Desde que os vistos gold foram criados – em 2012 com o Governo de coligação PSD/CDS, era Miguel Macedo titular da pasta da Administração Interna – foram investidos quase sete mil milhões de euros (6,54 mil milhões). A sua grande maioria (cerca de 90%) no mercado imobiliário. Segundo dados avançados pelo Serviço de Estrangeiros e Fronteiras (SEF), na tutela do MAI, no total dos dez anos de vida do programa, oficialmente chamado de Autorização de Residência para Investimento (ARI), foram registados 11.180 investidores e 18.368 familiares beneficiados.

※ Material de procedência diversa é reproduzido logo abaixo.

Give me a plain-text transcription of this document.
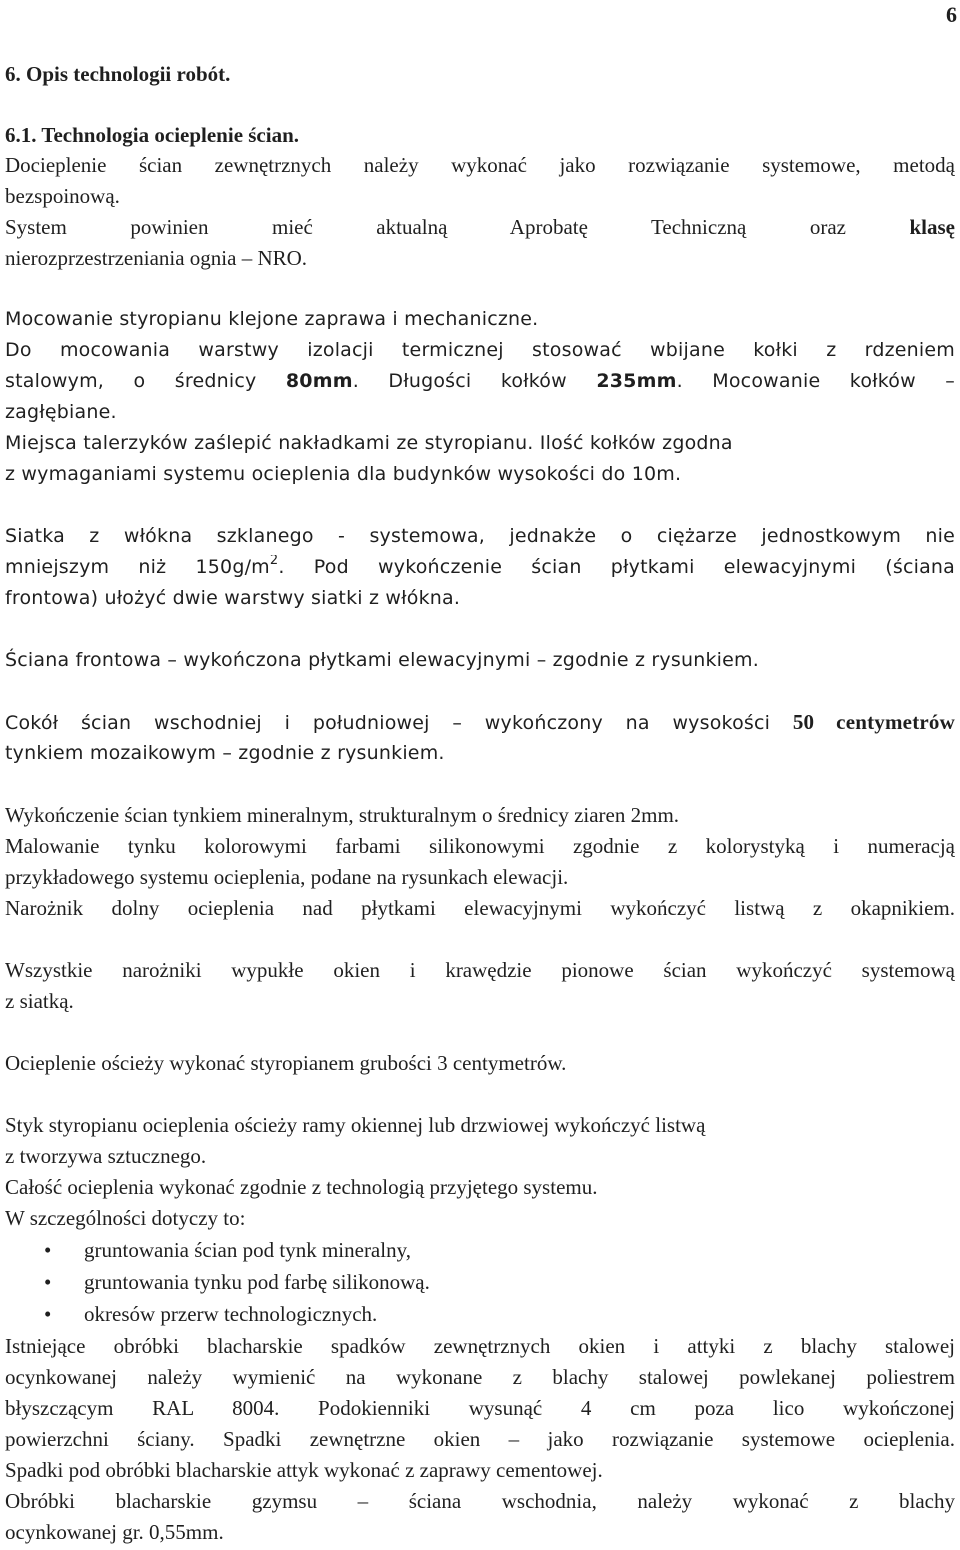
6
6. Opis technologii robót.
6.1. Technologia ocieplenie ścian.
Docieplenie ścian zewnętrznych należy wykonać jako rozwiązanie systemowe, metodą
bezspoinową.
System powinien mieć aktualną Aprobatę Techniczną oraz klasę
nierozprzestrzeniania ognia – NRO.
Mocowanie styropianu klejone zaprawa i mechaniczne.
Do mocowania warstwy izolacji termicznej stosować wbijane kołki z rdzeniem
stalowym, o średnicy 80mm. Długości kołków 235mm. Mocowanie kołków –
zagłębiane.
Miejsca talerzyków zaślepić nakładkami ze styropianu. Ilość kołków zgodna
z wymaganiami systemu ocieplenia dla budynków wysokości do 10m.
Siatka z włókna szklanego - systemowa, jednakże o ciężarze jednostkowym nie
mniejszym niż $150g/m^2$. Pod wykończenie ścian płytkami elewacyjnymi (ściana
frontowa) ułożyć dwie warstwy siatki z włókna.
Ściana frontowa – wykończona płytkami elewacyjnymi – zgodnie z rysunkiem.
Cokół ścian wschodniej i południowej – wykończony na wysokości 50 centymetrów
tynkiem mozaikowym – zgodnie z rysunkiem.
Wykończenie ścian tynkiem mineralnym, strukturalnym o średnicy ziaren 2mm.
Malowanie tynku kolorowymi farbami silikonowymi zgodnie z kolorystyką i numeracją
przykładowego systemu ocieplenia, podane na rysunkach elewacji.
Narożnik dolny ocieplenia nad płytkami elewacyjnymi wykończyć listwą z okapnikiem.
Wszystkie narożniki wypukłe okien i krawędzie pionowe ścian wykończyć systemową
z siatką.
Ocieplenie ościeży wykonać styropianem grubości 3 centymetrów.
Styk styropianu ocieplenia ościeży ramy okiennej lub drzwiowej wykończyć listwą
z tworzywa sztucznego.
Całość ocieplenia wykonać zgodnie z technologią przyjętego systemu.
W szczególności dotyczy to:
• gruntowania ścian pod tynk mineralny,
• gruntowania tynku pod farbę silikonową.
• okresów przerw technologicznych.
Istniejące obróbki blacharskie spadków zewnętrznych okien i attyki z blachy stalowej
ocynkowanej należy wymienić na wykonane z blachy stalowej powlekanej poliestrem
błyszczącym RAL 8004. Podokienniki wysunąć 4 cm poza lico wykończonej
powierzchni ściany. Spadki zewnętrzne okien – jako rozwiązanie systemowe ocieplenia.
Spadki pod obróbki blacharskie attyk wykonać z zaprawy cementowej.
Obróbki blacharskie gzymsu – ściana wschodnia, należy wykonać z blachy
ocynkowanej gr. 0,55mm.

Os investidores foram quase 50% de chineses, seguidos de brasileiros, turcos, sul-africanos e, por último, norte-americanos. Mas há também vistos concedidos a angolanos e russos.
Concretizando, nos últimos três anos (2020, 2021 e nove meses de 2022), os números avançados pelo SEF revelam:
- 2020: 11.82 ARI concedidos que corresponderam a 646 milhões de investimento (588 milhões em investimento imobiliário);
- 2021: 865 ARI concedidos, num total de 460 milhões de euros de investimento (409 milhões em imobiliário);
- 2022 (de janeiro a setembro): 926 ARI aceites, que refletiram um investimento total de 464,8 milhões de euros;
- Já em 2014, um ano e pouco após a entrada em vigor deste programa, os vistos gold concedidos foram de 1.526, num investimento total de 921 milhões de euros.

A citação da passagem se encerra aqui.